Martine, what is your experience as mother in Japan?

Education is important for me and it was often the point of discussion when gathering with my Japanese friends. Our kids went to the Japanese school and when we had problems they try to help with advice. For example Soloban (maths tuition with a slide rule). At that time I taught my kids  different subject from 5am to 7am, also German.

I am a health freak, especially food. Learning Japanese was the biggest problem for me. At the beginning I was not able to read salt. Well, I know the word but I could not read it. In the weeks after my arrival in Japan I tried to buy all ingredients for a Japanese dish without any help.  I will never forget that I started crying in the middle of this grocery shop because everything was written in Romanji. It does not helped me a bit, every label was written in Kanji, Hiragana and Katakana.

After the 2011 earthquake the danger of contaminated food was present. It was my time to learn all Kanji. A nightmare! Many mother didn`t see this as a problem, they ordered online and 90% of the mothers at the German school were Japanese, so they didn`t have a problem at all.


In 2010 we moved back to Tokyo from Dubai. This time the kids visit the German School Tokyo Yokohama. For me this time was very isolated. Families lived throughout the metropolitan area of Tokyo / Yokohama. It was difficult to maintain a relationship or find some friends.

A big support was my Japanese family. My in laws taking good care of us. I feel very comfortable. I am not sure if this is usual but if I compare this to my former mother in law from Germany I am in heaven.

Japanese families are very conservative. At the same time many well educated women rush into the work force in Tokyo. What do you observe in Japan, especially in Tokyo, how  this new family model is compatible with family and job and how does it changes the role allocation within the family?

Women always worked in Japan. From my point of view this is nothing new. However compared to Germany, women work until they get married in Japan and that is the difference. It seems still the case. Though increasingly women choose not to get married.

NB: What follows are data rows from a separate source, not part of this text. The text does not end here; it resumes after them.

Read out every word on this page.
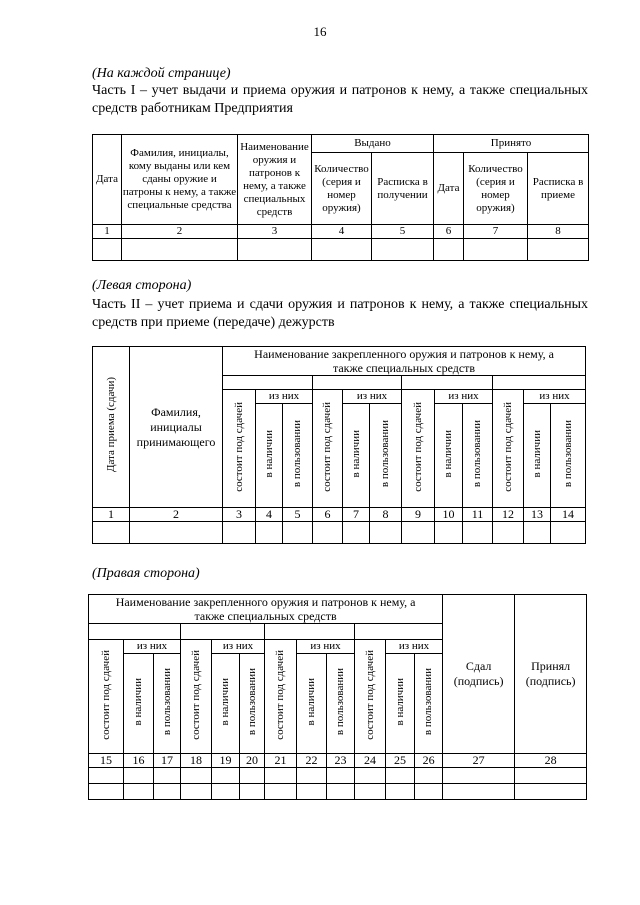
16
(На каждой странице)
Часть I – учет выдачи и приема оружия и патронов к нему, а также специальных средств работникам Предприятия
Дата	Фамилия, инициалы, кому выданы или кем сданы оружие и патроны к нему, а также специальные средства	Наименование оружия и патронов к нему, а также специальных средств	Выдано		Принято		
			Количество (серия и номер оружия)	Расписка в получении	Дата	Количество (серия и номер оружия)	Расписка в приеме
1	2	3	4	5	6	7	8

(Левая сторона)
Часть II – учет приема и сдачи оружия и патронов к нему, а также специальных средств при приеме (передаче) дежурств
Дата приема (сдачи)	Фамилия, инициалы принимающего	Наименование закрепленного оружия и патронов к нему, а также специальных средств											

		состоит под сдачей	из них		состоит под сдачей	из них		состоит под сдачей	из них		состоит под сдачей	из них	
			в наличии	в пользовании		в наличии	в пользовании		в наличии	в пользовании		в наличии	в пользовании
1	2	3	4	5	6	7	8	9	10	11	12	13	14

(Правая сторона)
Наименование закрепленного оружия и патронов к нему, а также специальных средств												Сдал (подпись)	Принял (подпись)

состоит под сдачей	из них		состоит под сдачей	из них		состоит под сдачей	из них		состоит под сдачей	из них			
	в наличии	в пользовании		в наличии	в пользовании		в наличии	в пользовании		в наличии	в пользовании		
15	16	17	18	19	20	21	22	23	24	25	26	27	28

In the past 20 years something changed. Women have the choice. Companies are interested to get female employees since the birth rate is declining. Women are a natural source of the work force. In the old days you showed a woman a picture of her possible future husband. She had not many choices. Today she has the internet and many alternatives and time.

In Japan it is very important that kids get a good  education. I have not observed that boys are favored. Money is the key for success. Certain private school work directly with specific Universities together.  And those, again, are more or less working with important companies together.  For example the Tokyo University is know that a lot of their graduates will be future civil servants. If you wish to go to this University you need to go to a good school and visit tuition in the afternoon. This is expensive.

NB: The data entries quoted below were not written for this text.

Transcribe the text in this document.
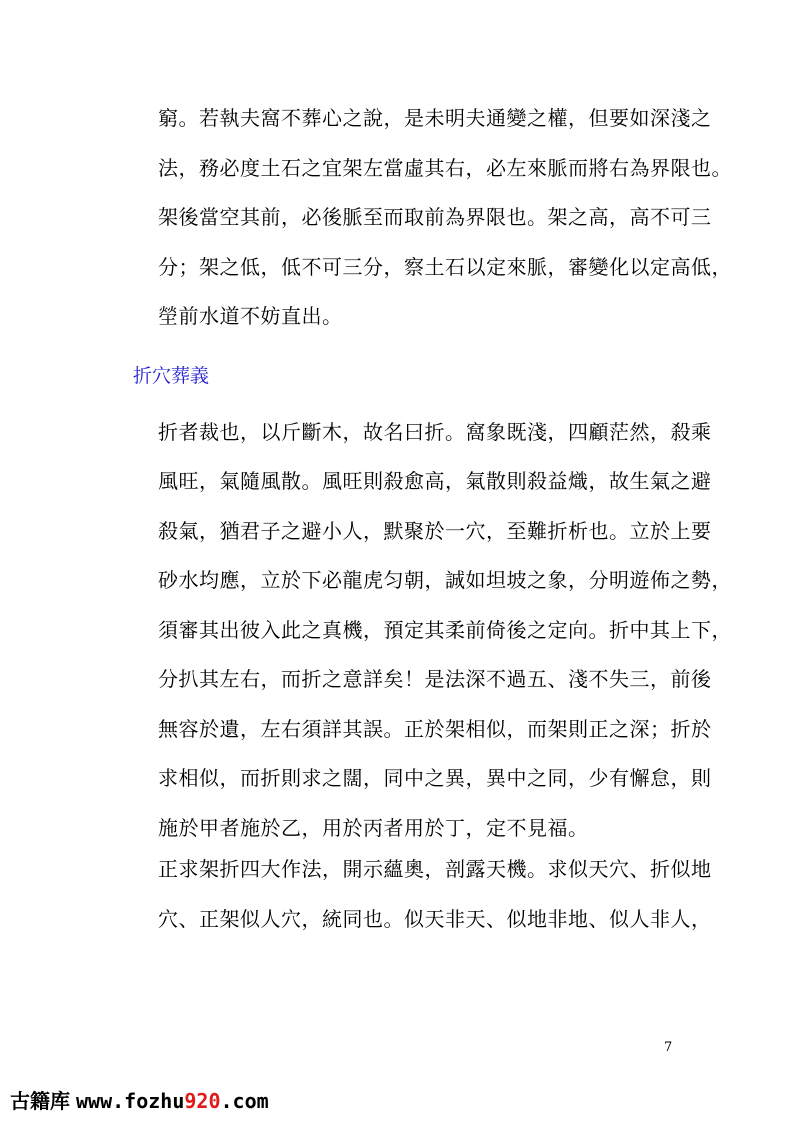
窮。若執夫窩不葬心之說，是未明夫通變之權，但要如深淺之
法，務必度土石之宜架左當虛其右，必左來脈而將右為界限也。
架後當空其前，必後脈至而取前為界限也。架之高，高不可三
分；架之低，低不可三分，察土石以定來脈，審變化以定高低，
塋前水道不妨直出。
折穴葬義
折者裁也，以斤斷木，故名曰折。窩象既淺，四顧茫然，殺乘
風旺，氣隨風散。風旺則殺愈高，氣散則殺益熾，故生氣之避
殺氣，猶君子之避小人，默聚於一穴，至難折析也。立於上要
砂水均應，立於下必龍虎匀朝，誠如坦坡之象，分明遊佈之勢，
須審其出彼入此之真機，預定其柔前倚後之定向。折中其上下，
分扒其左右，而折之意詳矣！是法深不過五、淺不失三，前後
無容於遺，左右須詳其誤。正於架相似，而架則正之深；折於
求相似，而折則求之闊，同中之異，異中之同，少有懈怠，則
施於甲者施於乙，用於丙者用於丁，定不見福。
正求架折四大作法，開示蘊奧，剖露天機。求似天穴、折似地
穴、正架似人穴，統同也。似天非天、似地非地、似人非人，
7
古籍库 www.fozhu920.com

Today less children are born. Families are smaller and this might be another reason why more well educated women are in the work force. Early parents plan the education of their kids, sometimes years before the first child is born. Women are not restrained, it is more the opposite. They are the silent ruler within the family. They divide the money, bring up the kids and plan their future. Many, not all, are proud to be homemaker and mother.  Successful kids means a successful mother.

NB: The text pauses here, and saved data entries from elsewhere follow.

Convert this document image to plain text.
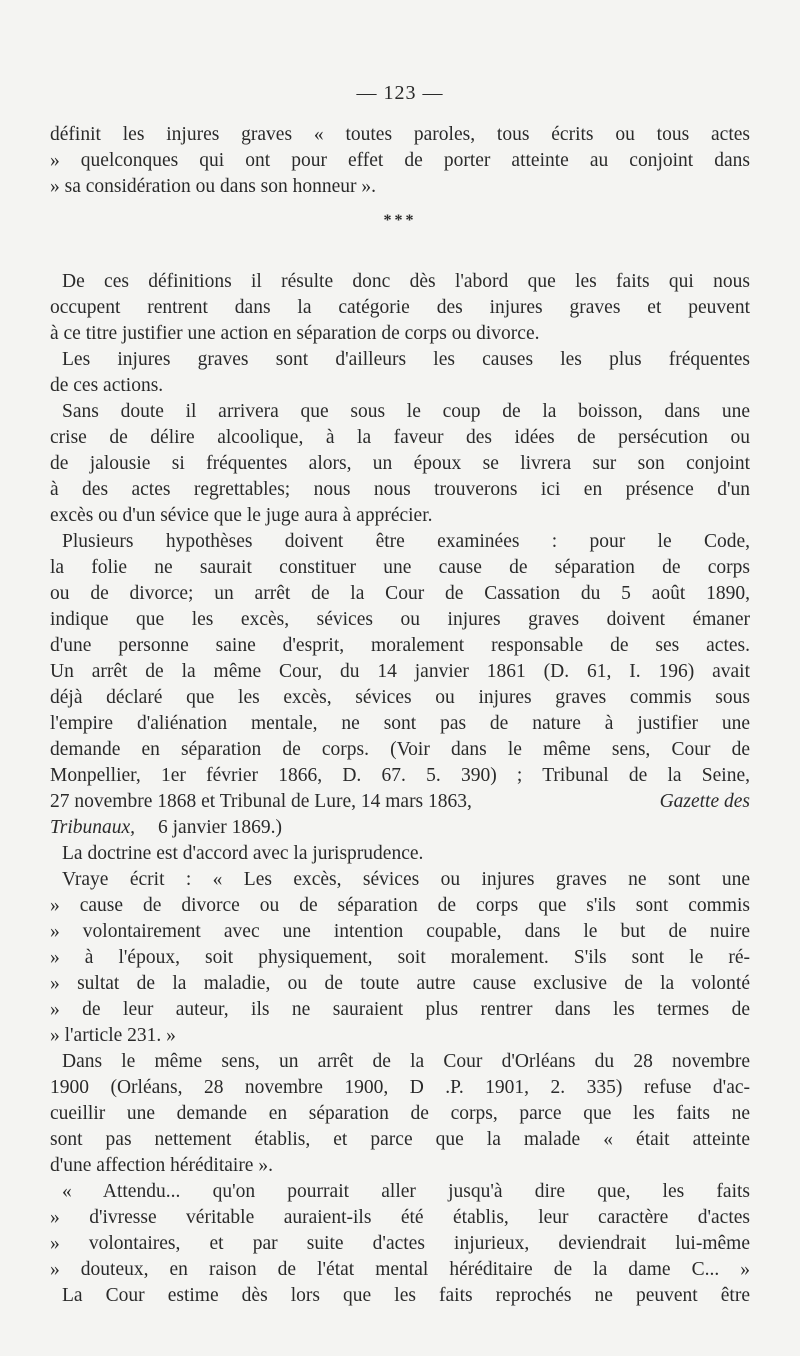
— 123 —
définit les injures graves « toutes paroles, tous écrits ou tous actes
» quelconques qui ont pour effet de porter atteinte au conjoint dans
» sa considération ou dans son honneur ».
***
De ces définitions il résulte donc dès l'abord que les faits qui nous
occupent rentrent dans la catégorie des injures graves et peuvent
à ce titre justifier une action en séparation de corps ou divorce.
Les injures graves sont d'ailleurs les causes les plus fréquentes
de ces actions.
Sans doute il arrivera que sous le coup de la boisson, dans une
crise de délire alcoolique, à la faveur des idées de persécution ou
de jalousie si fréquentes alors, un époux se livrera sur son conjoint
à des actes regrettables; nous nous trouverons ici en présence d'un
excès ou d'un sévice que le juge aura à apprécier.
Plusieurs hypothèses doivent être examinées : pour le Code,
la folie ne saurait constituer une cause de séparation de corps
ou de divorce; un arrêt de la Cour de Cassation du 5 août 1890,
indique que les excès, sévices ou injures graves doivent émaner
d'une personne saine d'esprit, moralement responsable de ses actes.
Un arrêt de la même Cour, du 14 janvier 1861 (D. 61, I. 196) avait
déjà déclaré que les excès, sévices ou injures graves commis sous
l'empire d'aliénation mentale, ne sont pas de nature à justifier une
demande en séparation de corps. (Voir dans le même sens, Cour de
Monpellier, 1er février 1866, D. 67. 5. 390) ; Tribunal de la Seine,
27 novembre 1868 et Tribunal de Lure, 14 mars 1863,	Gazette des
Tribunaux,	6 janvier 1869.)
La doctrine est d'accord avec la jurisprudence.
Vraye écrit : « Les excès, sévices ou injures graves ne sont une
» cause de divorce ou de séparation de corps que s'ils sont commis
» volontairement avec une intention coupable, dans le but de nuire
» à l'époux, soit physiquement, soit moralement. S'ils sont le ré-
» sultat de la maladie, ou de toute autre cause exclusive de la volonté
» de leur auteur, ils ne sauraient plus rentrer dans les termes de
» l'article 231. »
Dans le même sens, un arrêt de la Cour d'Orléans du 28 novembre
1900 (Orléans, 28 novembre 1900, D .P. 1901, 2. 335) refuse d'ac-
cueillir une demande en séparation de corps, parce que les faits ne
sont pas nettement établis, et parce que la malade « était atteinte
d'une affection héréditaire ».
« Attendu... qu'on pourrait aller jusqu'à dire que, les faits
» d'ivresse véritable auraient-ils été établis, leur caractère d'actes
» volontaires, et par suite d'actes injurieux, deviendrait lui-même
» douteux, en raison de l'état mental héréditaire de la dame C... »
La Cour estime dès lors que les faits reprochés ne peuvent être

The roles are clear defined, if the father works and the mother stays at home. If both parents are working and I personally know only one example within my family, than the grandparents help a lot. They will take over the housework and the upbringing of the kids. In Tokyo more and more grandparents are not living with their kids, they have their own apartment or house. Still they care for their grandchildren on a daily base. Usually mother are well supported. Again, I only know one family.



Your husband is Japanese and you are from Germany. Do you have different ideas in bringing up your kids? Do you have to compromise? What is important for you and what is important for him?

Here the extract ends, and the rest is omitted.